YttriLab / B-SOID

Behavioral segmentation of open field in DeepLabCut, or B-SOID ("B-side"), is a pipeline that pairs unsupervised pattern recognition with supervised classification to achieve fast predictions of behaviors that are not predefined by users.
GNU General Public License v3.0
190 stars 54 forks source link

UMAP+HBDSCAN model Index error when preprocessing csv during training #10

Closed gongziyida closed 4 years ago

gongziyida commented 4 years ago

The following error occurred in the middle of training when preprocessing one of the csv files. In the print-out, 1/6 preprocessing was done before the error occurred. Do you have any direction on how should I fix the error? Thanks!

Traceback (most recent call last):
  File "run.py", line 6, in <module>
    bsoid_umap.main.build(TRAIN_FOLDERS)
  File "/ihome/nurban/zig9/B-SOID/bsoid_umap/main.py", line 28, in build
    nn_assignments = bsoid_umap.train.main(train_folders)
  File "/ihome/nurban/zig9/B-SOID/bsoid_umap/train.py", line 231, in main
    filenames, training_data, perc_rect = bsoid_umap.utils.likelihoodprocessing.main(train_folders)
  File "/ihome/nurban/zig9/B-SOID/bsoid_umap/utils/likelihoodprocessing.py", line 139, in main
    filenames, data, perc_rect = import_folders(folders)
  File "/ihome/nurban/zig9/B-SOID/bsoid_umap/utils/likelihoodprocessing.py", line 72, in import_folders
    curr_df_filt, perc_rect = adp_filt(curr_df)
  File "/ihome/nurban/zig9/B-SOID/bsoid_umap/utils/likelihoodprocessing.py", line 116, in adp_filt
    if rise_a[0][0] > 1:
IndexError: index 0 is out of bounds for axis 0 with size 0
runninghsus commented 4 years ago

Hi @gongziyida

Are you on slack? It might be easier to communicate via slack with respect to individual data issues.

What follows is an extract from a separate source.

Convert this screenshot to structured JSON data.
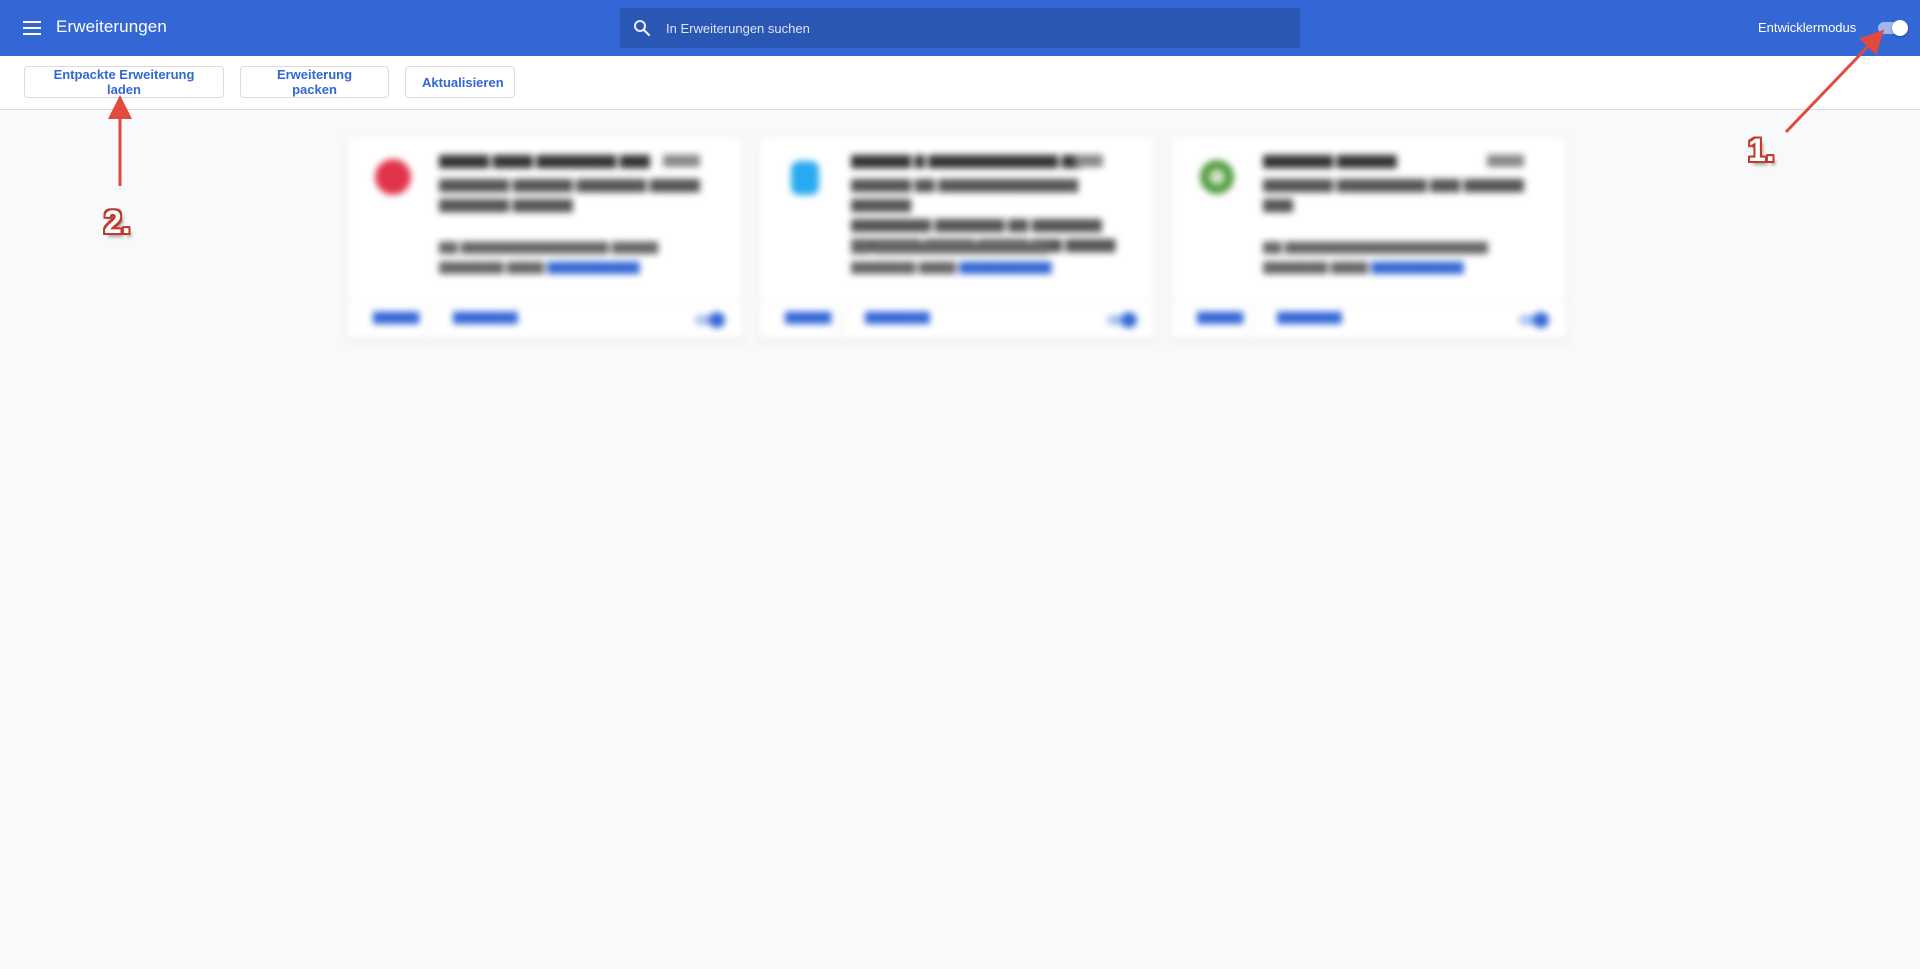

https://join.slack.com/t/b-soid/shared_invite/zt-dksalgqu-Eix8ZVYYFVVFULUhMJfvlw

runninghsus commented 4 years ago

High-pass filter problem due to all around low likelihood in that file (array([162, 144, 101, 39, 31, 17, 12, 6, 2, 1]). The likelihood counts never rose up so cannot determine threshold. Solved with changing lines 72-76 in likelihoodprocessing.py to:

            try:
                curr_df_filt, perc_rect = adp_filt(curr_df)
                logging.info('Done preprocessing (x,y) from file {}, folder {}.'.format(j + 1, i + 1))
                rawdata_li.append(curr_df)
                perc_rect_li.append(perc_rect)
                data_li.append(curr_df_filt)
            except:
                pass